Urethra-inspired biomimetic scaffold: A therapeutic strategy to promote angiogenesis for urethral regeneration in a rabbit model.

Limited angiogenesis and epithelialization make urethral regeneration using conventional tissue-engineered grafts a great challenge. Consequently, inspired from the native urethra, bacterial cellulose (BC) and bladder acellular matrix (BAM) were combined to design a three dimensional (3D) biomimetic scaffold. The developed BC/BAM scaffold was engineered for accelerating urethral regeneration by enhancing angiogenesis and epithelialization. The BC/BAM scaffold reveals the closest mimic of native urethra in terms of the 3D porous nanofibrous structure and component including collagen, glycosaminoglycans, and intrinsic vascular endothelial growth factor (VEGF). In vitro studies showed that the bioinspired BC/BAM scaffold promoted in vitro angiogenesis by facilitating human umbilical vein endothelial cells (HUVECs) growth, expression of endothelial function related proteins and capillary-like tube formation. Effect of the BC/BAM scaffold on angiogenesis and epithelialization was studied by its implantation in a rabbit urethral defect model for 1 and 3 months. Results demonstrated that the improved blood vessels formation in the urethra-inspired BC/BAM scaffold significantly promoted epithelialization and accelerated urethral regeneration. The urethra-inspired BC/BAM scaffold provides us a new design approach to construct grafts for urethral regeneration.

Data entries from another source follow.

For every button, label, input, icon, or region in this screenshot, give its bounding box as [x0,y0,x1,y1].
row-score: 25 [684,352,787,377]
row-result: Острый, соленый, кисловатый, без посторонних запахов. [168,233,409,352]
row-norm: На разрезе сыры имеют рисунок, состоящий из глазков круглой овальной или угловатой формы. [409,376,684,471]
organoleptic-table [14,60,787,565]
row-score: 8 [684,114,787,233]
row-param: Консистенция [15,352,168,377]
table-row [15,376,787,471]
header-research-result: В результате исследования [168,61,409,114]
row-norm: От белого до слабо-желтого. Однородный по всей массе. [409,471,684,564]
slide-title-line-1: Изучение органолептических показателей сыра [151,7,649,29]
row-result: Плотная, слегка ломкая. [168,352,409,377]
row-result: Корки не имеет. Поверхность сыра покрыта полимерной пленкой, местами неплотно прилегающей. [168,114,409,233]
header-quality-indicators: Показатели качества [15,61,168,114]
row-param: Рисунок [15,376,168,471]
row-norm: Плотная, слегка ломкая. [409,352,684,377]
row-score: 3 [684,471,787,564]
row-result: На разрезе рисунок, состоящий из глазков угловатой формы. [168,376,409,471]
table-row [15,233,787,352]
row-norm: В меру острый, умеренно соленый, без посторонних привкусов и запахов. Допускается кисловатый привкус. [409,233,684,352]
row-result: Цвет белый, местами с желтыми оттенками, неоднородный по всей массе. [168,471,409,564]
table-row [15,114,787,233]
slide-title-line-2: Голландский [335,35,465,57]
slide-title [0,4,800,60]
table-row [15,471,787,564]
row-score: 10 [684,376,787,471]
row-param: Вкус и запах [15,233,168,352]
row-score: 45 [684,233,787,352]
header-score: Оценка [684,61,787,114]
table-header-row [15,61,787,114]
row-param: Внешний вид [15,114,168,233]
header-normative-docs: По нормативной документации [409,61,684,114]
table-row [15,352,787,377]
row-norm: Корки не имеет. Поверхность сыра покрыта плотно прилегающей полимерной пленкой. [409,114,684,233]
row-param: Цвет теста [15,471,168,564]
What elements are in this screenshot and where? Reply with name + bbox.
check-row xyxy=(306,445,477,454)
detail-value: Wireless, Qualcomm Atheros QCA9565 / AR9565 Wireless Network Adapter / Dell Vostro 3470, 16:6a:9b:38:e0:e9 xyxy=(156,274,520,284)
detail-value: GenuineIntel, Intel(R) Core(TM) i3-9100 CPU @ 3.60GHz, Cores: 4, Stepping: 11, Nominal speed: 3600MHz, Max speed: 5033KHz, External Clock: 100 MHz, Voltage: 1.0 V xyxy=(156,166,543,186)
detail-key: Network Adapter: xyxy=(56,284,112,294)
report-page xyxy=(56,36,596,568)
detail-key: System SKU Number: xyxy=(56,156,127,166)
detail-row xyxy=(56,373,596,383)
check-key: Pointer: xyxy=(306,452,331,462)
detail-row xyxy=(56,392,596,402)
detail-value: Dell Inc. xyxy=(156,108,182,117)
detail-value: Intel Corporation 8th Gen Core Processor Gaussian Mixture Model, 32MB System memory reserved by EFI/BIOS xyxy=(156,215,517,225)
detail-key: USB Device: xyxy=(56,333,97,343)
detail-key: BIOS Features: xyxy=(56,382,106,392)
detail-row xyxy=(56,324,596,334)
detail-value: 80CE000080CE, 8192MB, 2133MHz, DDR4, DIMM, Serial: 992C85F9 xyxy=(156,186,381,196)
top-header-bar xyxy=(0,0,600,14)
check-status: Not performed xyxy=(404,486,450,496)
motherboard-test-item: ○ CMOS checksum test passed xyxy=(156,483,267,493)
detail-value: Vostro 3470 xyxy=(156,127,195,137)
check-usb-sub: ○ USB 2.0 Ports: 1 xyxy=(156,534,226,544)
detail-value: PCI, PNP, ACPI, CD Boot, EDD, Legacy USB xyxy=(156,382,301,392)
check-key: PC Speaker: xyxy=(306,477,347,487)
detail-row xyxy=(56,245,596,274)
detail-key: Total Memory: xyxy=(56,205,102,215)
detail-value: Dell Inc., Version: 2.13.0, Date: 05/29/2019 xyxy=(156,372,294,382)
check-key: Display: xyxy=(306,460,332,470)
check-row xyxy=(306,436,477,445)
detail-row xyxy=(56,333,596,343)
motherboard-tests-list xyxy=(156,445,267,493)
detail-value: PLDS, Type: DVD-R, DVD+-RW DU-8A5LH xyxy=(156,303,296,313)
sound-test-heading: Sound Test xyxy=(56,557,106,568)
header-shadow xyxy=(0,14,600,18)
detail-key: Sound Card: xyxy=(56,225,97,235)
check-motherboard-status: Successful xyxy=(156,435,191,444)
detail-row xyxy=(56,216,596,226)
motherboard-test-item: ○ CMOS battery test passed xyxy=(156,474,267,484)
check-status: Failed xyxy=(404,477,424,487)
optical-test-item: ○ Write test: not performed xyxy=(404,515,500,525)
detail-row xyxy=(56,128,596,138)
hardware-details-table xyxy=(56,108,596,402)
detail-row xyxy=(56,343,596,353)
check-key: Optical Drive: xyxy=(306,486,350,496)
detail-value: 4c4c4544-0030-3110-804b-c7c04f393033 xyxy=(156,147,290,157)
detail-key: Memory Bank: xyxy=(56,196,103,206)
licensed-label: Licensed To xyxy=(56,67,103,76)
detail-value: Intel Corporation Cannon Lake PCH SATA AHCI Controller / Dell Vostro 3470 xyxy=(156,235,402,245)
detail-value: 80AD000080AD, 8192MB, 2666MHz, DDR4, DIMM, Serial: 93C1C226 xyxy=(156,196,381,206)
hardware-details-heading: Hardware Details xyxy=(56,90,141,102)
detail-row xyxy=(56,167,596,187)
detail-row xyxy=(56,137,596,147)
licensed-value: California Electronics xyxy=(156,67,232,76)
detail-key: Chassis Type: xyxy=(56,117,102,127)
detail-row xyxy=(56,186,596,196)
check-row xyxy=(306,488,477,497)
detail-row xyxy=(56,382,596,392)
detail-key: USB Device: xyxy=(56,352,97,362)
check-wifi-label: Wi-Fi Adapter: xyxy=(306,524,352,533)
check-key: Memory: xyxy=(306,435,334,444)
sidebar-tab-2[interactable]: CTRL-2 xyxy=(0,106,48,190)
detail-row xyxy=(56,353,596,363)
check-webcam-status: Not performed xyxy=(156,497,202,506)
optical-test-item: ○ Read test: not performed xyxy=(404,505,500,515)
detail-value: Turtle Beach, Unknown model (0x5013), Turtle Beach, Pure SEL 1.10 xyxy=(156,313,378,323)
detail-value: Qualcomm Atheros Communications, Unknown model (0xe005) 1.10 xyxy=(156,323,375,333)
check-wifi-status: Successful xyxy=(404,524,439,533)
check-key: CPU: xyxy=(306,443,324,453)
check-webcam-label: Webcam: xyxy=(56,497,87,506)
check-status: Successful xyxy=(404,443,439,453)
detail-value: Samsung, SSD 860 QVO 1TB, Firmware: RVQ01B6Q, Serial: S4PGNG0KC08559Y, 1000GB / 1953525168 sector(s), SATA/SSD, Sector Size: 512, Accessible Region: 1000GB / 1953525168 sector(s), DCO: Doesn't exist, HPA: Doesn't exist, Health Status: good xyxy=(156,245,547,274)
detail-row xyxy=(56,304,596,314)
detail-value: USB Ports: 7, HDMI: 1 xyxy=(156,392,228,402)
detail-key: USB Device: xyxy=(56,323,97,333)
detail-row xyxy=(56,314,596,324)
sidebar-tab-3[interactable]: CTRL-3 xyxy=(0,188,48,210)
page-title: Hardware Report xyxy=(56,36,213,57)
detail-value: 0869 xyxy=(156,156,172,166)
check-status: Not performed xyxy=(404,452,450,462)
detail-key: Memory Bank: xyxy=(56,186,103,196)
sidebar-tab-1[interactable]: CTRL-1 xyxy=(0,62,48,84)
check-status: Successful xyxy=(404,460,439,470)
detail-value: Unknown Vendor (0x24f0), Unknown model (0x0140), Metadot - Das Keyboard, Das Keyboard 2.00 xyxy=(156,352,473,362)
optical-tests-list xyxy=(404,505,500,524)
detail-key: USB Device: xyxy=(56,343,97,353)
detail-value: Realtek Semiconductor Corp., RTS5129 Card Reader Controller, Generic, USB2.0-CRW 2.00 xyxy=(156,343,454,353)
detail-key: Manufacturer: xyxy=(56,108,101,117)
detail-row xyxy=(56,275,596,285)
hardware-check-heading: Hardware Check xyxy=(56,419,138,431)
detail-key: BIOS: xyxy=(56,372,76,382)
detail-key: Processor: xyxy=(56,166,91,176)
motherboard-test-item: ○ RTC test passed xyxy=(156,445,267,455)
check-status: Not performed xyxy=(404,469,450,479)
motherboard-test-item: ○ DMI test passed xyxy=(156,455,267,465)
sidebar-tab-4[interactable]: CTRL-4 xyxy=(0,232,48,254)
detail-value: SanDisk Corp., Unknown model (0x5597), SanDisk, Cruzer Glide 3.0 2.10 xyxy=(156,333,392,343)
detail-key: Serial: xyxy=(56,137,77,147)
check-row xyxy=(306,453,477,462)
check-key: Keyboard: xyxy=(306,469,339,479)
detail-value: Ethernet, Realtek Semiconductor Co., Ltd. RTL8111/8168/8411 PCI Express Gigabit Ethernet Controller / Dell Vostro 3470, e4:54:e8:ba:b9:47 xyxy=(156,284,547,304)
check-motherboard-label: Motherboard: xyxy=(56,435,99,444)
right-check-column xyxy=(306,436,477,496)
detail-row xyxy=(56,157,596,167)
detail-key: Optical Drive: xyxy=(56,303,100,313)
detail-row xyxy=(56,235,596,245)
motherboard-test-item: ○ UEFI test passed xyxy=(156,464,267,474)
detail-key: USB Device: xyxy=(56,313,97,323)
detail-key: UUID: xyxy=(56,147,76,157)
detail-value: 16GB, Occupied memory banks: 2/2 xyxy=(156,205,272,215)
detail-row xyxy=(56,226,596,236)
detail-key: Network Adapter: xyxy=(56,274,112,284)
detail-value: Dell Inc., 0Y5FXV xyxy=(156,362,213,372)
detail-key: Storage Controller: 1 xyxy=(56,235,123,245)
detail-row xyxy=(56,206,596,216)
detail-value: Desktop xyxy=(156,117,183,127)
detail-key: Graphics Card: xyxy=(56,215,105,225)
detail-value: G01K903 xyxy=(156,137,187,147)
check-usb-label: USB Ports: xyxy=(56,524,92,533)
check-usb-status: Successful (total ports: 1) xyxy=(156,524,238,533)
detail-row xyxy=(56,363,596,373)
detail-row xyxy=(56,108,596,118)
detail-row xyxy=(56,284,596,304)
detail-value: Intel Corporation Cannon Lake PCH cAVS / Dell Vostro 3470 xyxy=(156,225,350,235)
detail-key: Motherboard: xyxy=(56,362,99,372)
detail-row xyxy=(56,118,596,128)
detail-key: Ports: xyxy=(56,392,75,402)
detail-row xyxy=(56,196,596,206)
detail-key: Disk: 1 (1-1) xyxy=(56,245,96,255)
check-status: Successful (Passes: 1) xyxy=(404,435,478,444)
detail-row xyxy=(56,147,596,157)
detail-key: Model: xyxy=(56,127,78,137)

STATEMENT OF SIGNIFICANCE: Findings in urethral regeneration demonstrate that an ideal tissue-engineered urethra should have adequate angiogenesis to support epithelialization for urethral regeneration in vivo. In this study, inspired from the native urethra, a bioinspired bacterial cellulose/bladder acellular matrix (BC/BAM) scaffold was developed to promote angiogenesis and epithelialization. The designed scaffold showed the closest physical structure and component to natural urethra, which is beneficial to angiogenesis and regeneration of urethral epithelium. This is the first time to utilize BC and dissolved BAM to develop biomimetic scaffold in urethral tissue engineering. Our biomimetic strategy on urethra graft design provided enhanced angiogenesis and epithelialization to achieve an accelerated and successful rabbit urethral repair. We believe that our urethra-inspired biomimetic scaffold would provide new insights into the design of urethral tissue engineering grafts.